Qu’importe que l’information soit fausse, c’est bien le moindre de ses soucis : elle est si riche de fantasmes. Rezzi en profite pour céder à son tic de langage et, mécanique, lâche :

— Y a qu’à rallumer les fours.

Personne ne relève. Quelqu’un émet un gloussement pour manifester qu’il a compris l’allusion. Ça ne va jamais plus loin. Pour l’instant, car je n’ai pas tout entendu.

Pas tout entendu de ceux qui croient n’être jamais écoutés, et en souffrent parfois jusqu’à l’ulcère. Denis est ainsi, malade. Il est chauffeur de taxi et travaille de nuit, employé, exploité, pressuré dans une compagnie. Il n’en peut plus de conduire. Avant, il était marin à l’Estaque, le petit port des peintres impressionnistes, dans les calanques rousses de lumière, l’été. Il avait un bateau, il pêchait. La concurrence d’entreprises qui sous-payent des immigrés l’a contraint à la faillite. Il ne mange plus. Quand il retrouve ses amis pour dîner avant de partir la nuit, il arrive en silence, un demi-sourire en guise de salut. Il n’avale rien, rien. L’ulcère lui vrille l’estomac. Il en veut à la terre entière de ne plus pouvoir sortir du port dans le petit matin. Tout lui manque, la mer, le ciel, le bruit du moteur Diesel. La pâleur de son visage dessine tous ces manques.

Il a été parmi les premiers du département à adhérer au Front. Il y trouvait une grandeur, une certaine forme de combat solitaire, puis d’autres sont venus, des opportunistes, des avocats, des médecins, des bourgeois comme il dit. Et cela lui reste sur le coeur.

— Ils ne feront jamais rien ces gens-là, faut pas se faire d’illusions.
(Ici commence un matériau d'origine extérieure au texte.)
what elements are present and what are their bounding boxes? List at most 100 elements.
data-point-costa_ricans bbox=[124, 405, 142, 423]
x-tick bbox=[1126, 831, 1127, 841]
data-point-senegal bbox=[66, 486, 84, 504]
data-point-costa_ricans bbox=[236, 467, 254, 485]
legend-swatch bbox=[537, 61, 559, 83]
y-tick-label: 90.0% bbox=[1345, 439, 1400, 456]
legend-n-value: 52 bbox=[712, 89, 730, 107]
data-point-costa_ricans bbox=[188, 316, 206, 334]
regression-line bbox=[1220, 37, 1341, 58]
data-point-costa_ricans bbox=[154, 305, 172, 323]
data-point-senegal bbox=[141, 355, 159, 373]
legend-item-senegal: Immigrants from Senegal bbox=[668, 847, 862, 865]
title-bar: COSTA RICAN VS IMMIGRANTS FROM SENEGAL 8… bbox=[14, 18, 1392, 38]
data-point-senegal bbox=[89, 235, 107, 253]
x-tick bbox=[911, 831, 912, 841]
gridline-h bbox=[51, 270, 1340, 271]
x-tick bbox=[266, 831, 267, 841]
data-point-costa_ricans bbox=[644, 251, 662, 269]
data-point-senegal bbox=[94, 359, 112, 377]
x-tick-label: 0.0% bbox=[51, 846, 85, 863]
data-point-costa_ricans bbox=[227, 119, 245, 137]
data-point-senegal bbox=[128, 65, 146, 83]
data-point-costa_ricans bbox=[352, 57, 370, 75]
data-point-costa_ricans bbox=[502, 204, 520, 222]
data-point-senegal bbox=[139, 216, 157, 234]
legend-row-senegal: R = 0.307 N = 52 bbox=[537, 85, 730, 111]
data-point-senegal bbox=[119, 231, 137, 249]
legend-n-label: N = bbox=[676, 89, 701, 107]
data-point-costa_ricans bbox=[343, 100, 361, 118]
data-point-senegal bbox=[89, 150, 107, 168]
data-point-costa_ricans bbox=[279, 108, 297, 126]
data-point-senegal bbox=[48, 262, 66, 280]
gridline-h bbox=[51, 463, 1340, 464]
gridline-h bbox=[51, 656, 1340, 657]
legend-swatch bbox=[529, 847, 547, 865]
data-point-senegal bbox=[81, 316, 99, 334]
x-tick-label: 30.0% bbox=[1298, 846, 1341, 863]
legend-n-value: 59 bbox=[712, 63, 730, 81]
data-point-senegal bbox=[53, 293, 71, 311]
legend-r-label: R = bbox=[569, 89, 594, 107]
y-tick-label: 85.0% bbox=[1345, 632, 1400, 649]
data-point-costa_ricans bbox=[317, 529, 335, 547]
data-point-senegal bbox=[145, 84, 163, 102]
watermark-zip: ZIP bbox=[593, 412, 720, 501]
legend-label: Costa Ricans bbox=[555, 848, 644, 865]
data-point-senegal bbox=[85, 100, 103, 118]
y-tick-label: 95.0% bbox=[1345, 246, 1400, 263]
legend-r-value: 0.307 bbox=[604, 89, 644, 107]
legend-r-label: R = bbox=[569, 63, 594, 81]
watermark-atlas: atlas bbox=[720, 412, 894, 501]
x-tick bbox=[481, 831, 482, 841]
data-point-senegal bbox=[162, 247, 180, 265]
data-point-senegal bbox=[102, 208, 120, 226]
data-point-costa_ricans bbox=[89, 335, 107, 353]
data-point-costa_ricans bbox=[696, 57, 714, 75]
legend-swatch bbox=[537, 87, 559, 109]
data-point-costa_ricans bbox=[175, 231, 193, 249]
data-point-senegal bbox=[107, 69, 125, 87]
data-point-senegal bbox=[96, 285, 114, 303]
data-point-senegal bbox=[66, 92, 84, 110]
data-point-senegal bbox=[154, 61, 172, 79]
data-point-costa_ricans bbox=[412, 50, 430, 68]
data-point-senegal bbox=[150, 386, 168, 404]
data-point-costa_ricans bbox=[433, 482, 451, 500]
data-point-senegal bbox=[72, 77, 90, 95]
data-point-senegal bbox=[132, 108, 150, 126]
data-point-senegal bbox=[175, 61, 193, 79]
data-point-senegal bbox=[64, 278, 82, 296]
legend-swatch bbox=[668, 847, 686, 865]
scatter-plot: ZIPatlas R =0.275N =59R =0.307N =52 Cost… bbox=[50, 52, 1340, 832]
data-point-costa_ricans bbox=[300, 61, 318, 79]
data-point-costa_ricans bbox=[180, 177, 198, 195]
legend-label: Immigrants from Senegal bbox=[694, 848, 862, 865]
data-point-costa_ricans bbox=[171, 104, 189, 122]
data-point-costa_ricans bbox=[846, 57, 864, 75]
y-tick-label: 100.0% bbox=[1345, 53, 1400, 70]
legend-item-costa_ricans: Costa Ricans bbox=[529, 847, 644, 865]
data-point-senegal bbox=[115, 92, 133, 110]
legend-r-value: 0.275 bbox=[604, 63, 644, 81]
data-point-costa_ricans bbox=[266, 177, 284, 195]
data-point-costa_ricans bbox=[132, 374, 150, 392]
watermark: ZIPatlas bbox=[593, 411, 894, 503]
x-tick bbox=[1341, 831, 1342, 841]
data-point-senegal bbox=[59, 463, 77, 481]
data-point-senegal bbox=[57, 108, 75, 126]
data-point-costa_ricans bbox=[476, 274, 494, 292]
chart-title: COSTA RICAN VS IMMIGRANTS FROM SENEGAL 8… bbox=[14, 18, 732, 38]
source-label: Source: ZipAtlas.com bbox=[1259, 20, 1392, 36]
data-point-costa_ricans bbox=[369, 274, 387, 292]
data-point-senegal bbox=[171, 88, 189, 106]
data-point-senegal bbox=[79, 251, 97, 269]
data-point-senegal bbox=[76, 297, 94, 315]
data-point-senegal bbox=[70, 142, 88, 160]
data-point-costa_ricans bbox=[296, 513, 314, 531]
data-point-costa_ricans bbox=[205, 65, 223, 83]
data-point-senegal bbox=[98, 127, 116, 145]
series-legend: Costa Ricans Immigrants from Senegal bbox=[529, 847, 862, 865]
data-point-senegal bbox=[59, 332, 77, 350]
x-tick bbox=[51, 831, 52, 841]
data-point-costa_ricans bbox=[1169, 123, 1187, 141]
C’est des têtes de fifres, des ventres mous, ils ne feront même pas une association de chômeurs. Ce qu’il aurait fallu faire, c’est une révolution nationale populaire, et ça, Le Pen, il ne le fera plus : y a trop de ramollis au Front maintenant, et c’est de ceux-là qu’il va s’occuper.

Il reste le nez plongé dans l’assiette qu’il n’a pas touchée. Le repas fini, il s’en va. Dehors, le mistral souffle et éclaire la nuit. Il embrasse le ciel d’un regard. Son oeil luit d’un éclair fugace. Nostalgique, Denis soupire :

— Tu sais qu’elle doit être belle la mer maintenant.